For instance, large-scale energy retrofits targeting every building in the country could be a new way to guarantee affordable energy and decent housing as well as an emission reduction strategy. Making energy efficiency part of a new social bargain could help change the current political conversation from a focus on the price of energy (which can increase with things like carbon taxes or green energy investments), towards stabilizing energy bills.

The Green New Deal calls for the active involvement in labour markets to provide employment security and access to opportunities in green energy sectors. Proposals have called for jobs guarantees and “just transitions”. A major transition will only come when the labour movement see the just transition as more than a defensive strategy to provide support in the event of job losses, towards clearly foreseeing better work in green economy sectors. Inspiration can be taken from the Swedish post-war labour movement strategy of actively shifting workers to more productive industries, enabled by the strong welfare state.

In Canada, it is imperative that we draw clear pathways where the skills and resources that exist from our history of fossil fuel development can be redeployed in green sectors. The numerous linkages between geothermal and oil and gas sectors provides a small, yet concrete, example of how we can leverage the assets in our current economic structures to move towards a green economy. This example also demonstrates that we might need a series of regional and sector specific “New Deals” to make the transition real.

For a Green New Deal to work in Canada it needs to promote Indigenous rights and reconciliation. Canada’s Indigenous populations have borne the costs and received few benefits from our history of natural resource based exploitation, and without a New Deal, green energy developments could repeat the same pattern. Yet, Indigenous communities can be proponents of green energy when they are vehicles to “break free of colonial ties”.

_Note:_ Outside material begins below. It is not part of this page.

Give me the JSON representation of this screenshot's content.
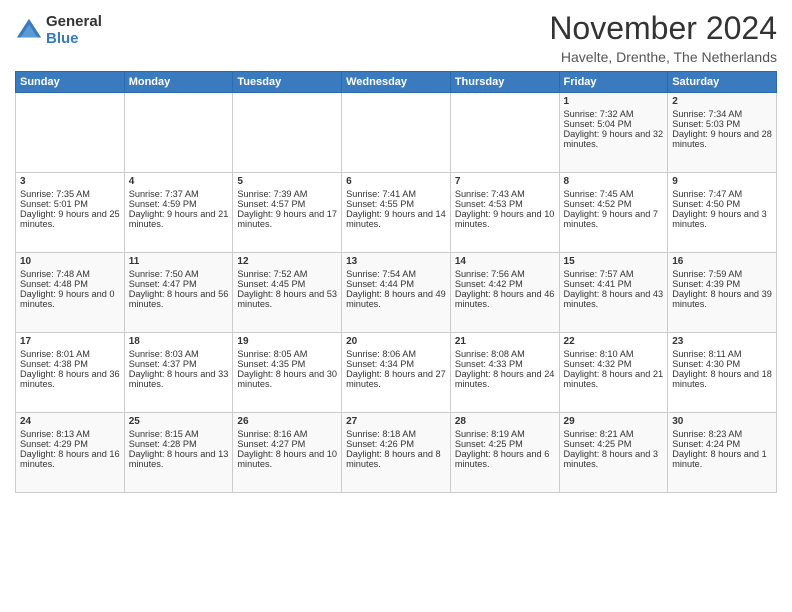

These are only some of the examples of how a Green New Deal could not only provide equality and social security, but does so in a way that provides the accelerant required to massively deploy clean energy technologies.

What market-based frameworks neglect

The need for a Green New Deal is more apparent as traditional advocates of market-based climate policies are starting to accept that their prescriptions are not politically palatable. Yet, they see other policies as politically saleable because they hide costs. Unfortunately, market-based environmental policy thinking has led to a truncated view of politics as being confined to an argument about paying and hiding costs. If all market-based environmental policy frameworks have to offer is a political argument based on hiding costs, then it is time for an approach that takes political economics seriously and learns from the history of actual transitions.

The Green New Deal is about political and economic transformation

The Green New Deal is more than a policy platform. What is perhaps most important are the conversation taking place under this vision about how new forms of social and economic security can enable a green transition. We should reject the idea that asking these questions adds unnecessary baggage to already complex climate policy arenas. Rather, articulating a new vision for a more secure and equal society is needed to create the right political conditions for unlocking the potential of green energy technologies.

Brendan Haley is a Broadbent Policy Fellow. He wrote a PhD thesis on low-carbon transitions in Canada’s context and he is the author of a Broadbent Institute report on a “Green Entrepreneurial State” in Canada.